The work of Living Farms with the Kondh tribal community of Rayagada, Odisha, was also important from this context as this community was being threatened with displacement from highly unjustified and destructive projects and it was important to bring out the less understood importance and value of the traditional systems involving close, even sacred, links between natural forests and human beings which are of great value and on which the life systems and value systems of the Kondh community are based to a large extent .
Debjeet Sarangi had the vision needed for such understanding. He contributed to this understanding himself and helped to create the conditions in which other visionaries and learned people could have a better chance of such appreciation and learning.

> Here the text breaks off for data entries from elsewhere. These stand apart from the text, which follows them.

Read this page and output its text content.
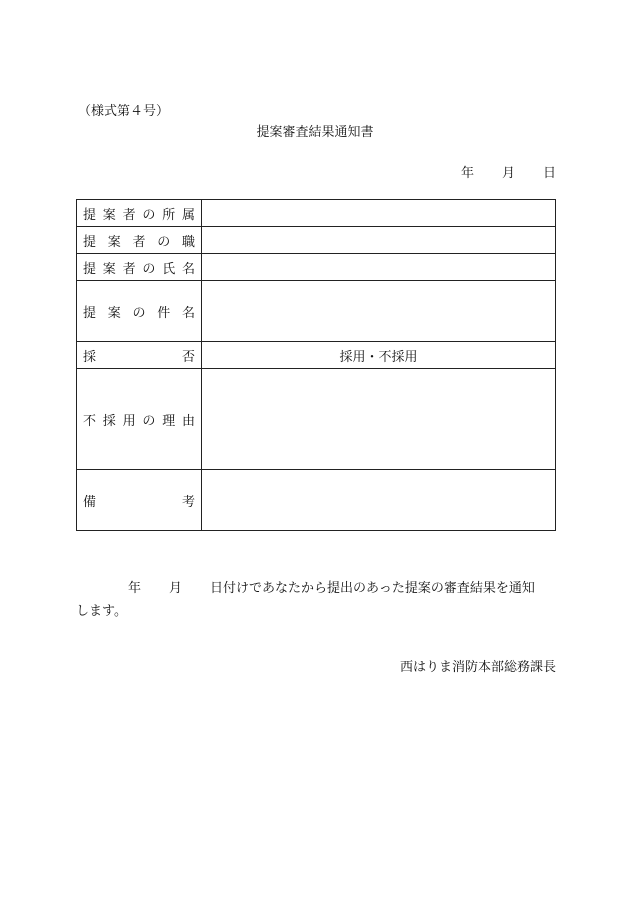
（様式第４号）
提案審査結果通知書
年 月 日
提案者の所属	

提案者の職	

提案者の氏名	

提案の件名	

採否	採用・不採用

不採用の理由	

備考	

年 月 日付けであなたから提出のあった提案の審査結果を通知
します。
西はりま消防本部総務課長
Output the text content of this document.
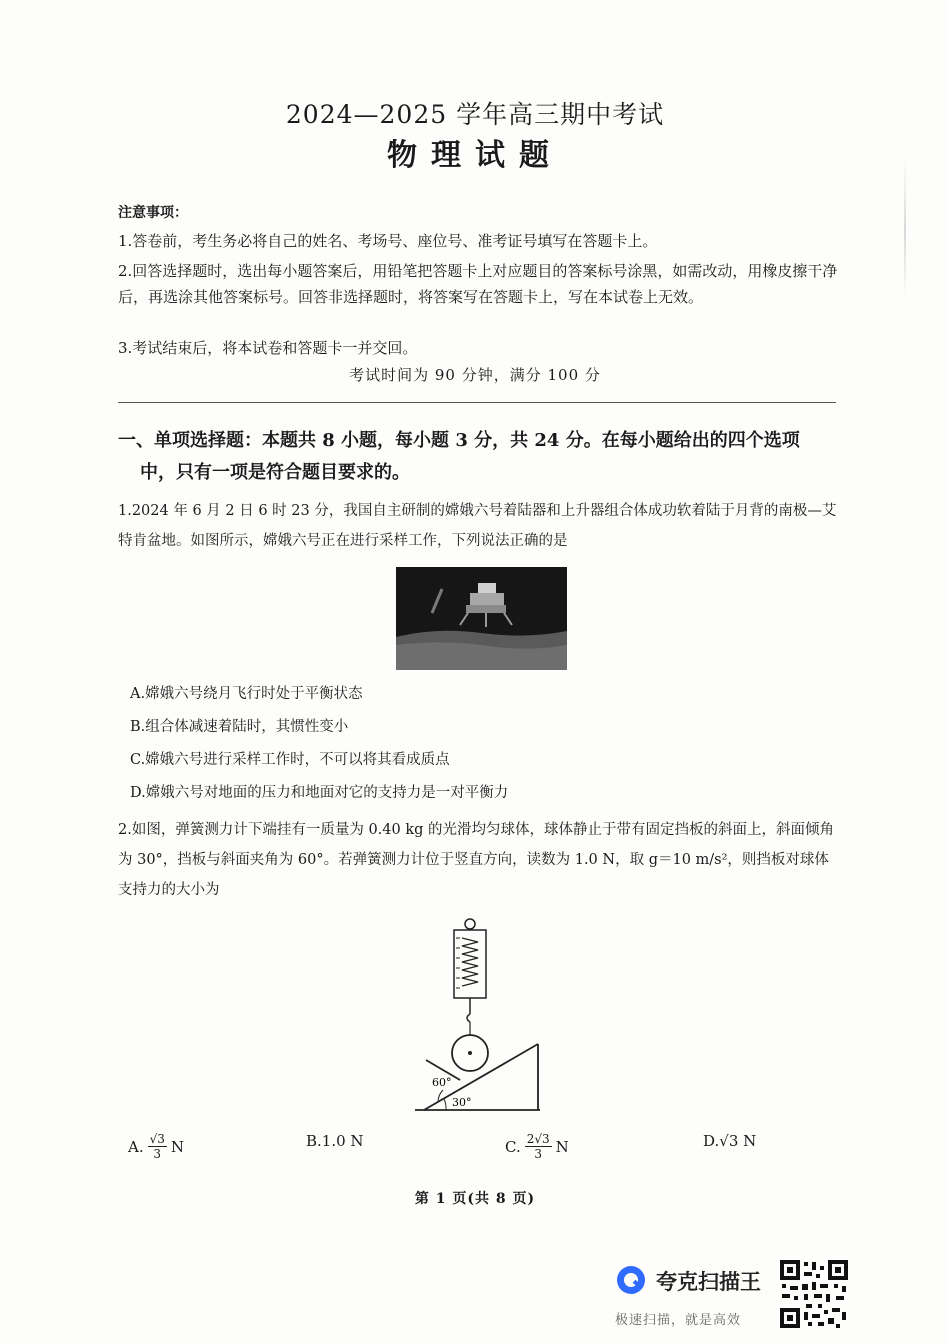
2024—2025 学年高三期中考试
物理试题
注意事项：
1.答卷前，考生务必将自己的姓名、考场号、座位号、准考证号填写在答题卡上。
2.回答选择题时，选出每小题答案后，用铅笔把答题卡上对应题目的答案标号涂黑，如需改动，用橡皮擦干净后，再选涂其他答案标号。回答非选择题时，将答案写在答题卡上，写在本试卷上无效。
3.考试结束后，将本试卷和答题卡一并交回。
考试时间为 90 分钟，满分 100 分
一、单项选择题：本题共 8 小题，每小题 3 分，共 24 分。在每小题给出的四个选项
中，只有一项是符合题目要求的。
1.2024 年 6 月 2 日 6 时 23 分，我国自主研制的嫦娥六号着陆器和上升器组合体成功软着陆于月背的南极—艾特肯盆地。如图所示，嫦娥六号正在进行采样工作，下列说法正确的是
A.嫦娥六号绕月飞行时处于平衡状态
B.组合体减速着陆时，其惯性变小
C.嫦娥六号进行采样工作时，不可以将其看成质点
D.嫦娥六号对地面的压力和地面对它的支持力是一对平衡力
2.如图，弹簧测力计下端挂有一质量为 0.40 kg 的光滑均匀球体，球体静止于带有固定挡板的斜面上，斜面倾角为 30°，挡板与斜面夹角为 60°。若弹簧测力计位于竖直方向，读数为 1.0 N，取 g＝10 m/s²，则挡板对球体支持力的大小为
60°
30°
A. $\frac{√3}{3}$ N	B.1.0 N	C. $\frac{2√3}{3}$ N	D.√3 N
第 1 页(共 8 页)
夸克扫描王
极速扫描，就是高效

I had the good opportunity of visiting some villages, urban settlements and schools in around Bhubaneswar where Living Farms had been working. I was greatly impressed with the great rapport which the activists of Living Farms had built with the teachers and students of some schools in a short time with the result that there was not only great appreciation for organic farming but in addition students were enthusiastically taking this up in vacant spaces in school and preparing to take up composting as well, relating to disposal of kitchen wastes generated from the cooking of mid-day meal. In a village I could see the quiet but deep commitment of women for organic farming and healthy food, and their great zeal to take this forward in very creative ways. In urban and rural areas very creative work relating to kitchen gardens was being spread.
Certainly the work of Debjeet Sarangi was along very creative and visionary lines, and much that is very valuable has been lost very suddenly with his untimely death. His family, friends and colleagues will no doubt strive to carry forward the work of this visionary, and they should get all the help and encouragement in this effort.
The writer is a journalist and author who has been close to several social movements.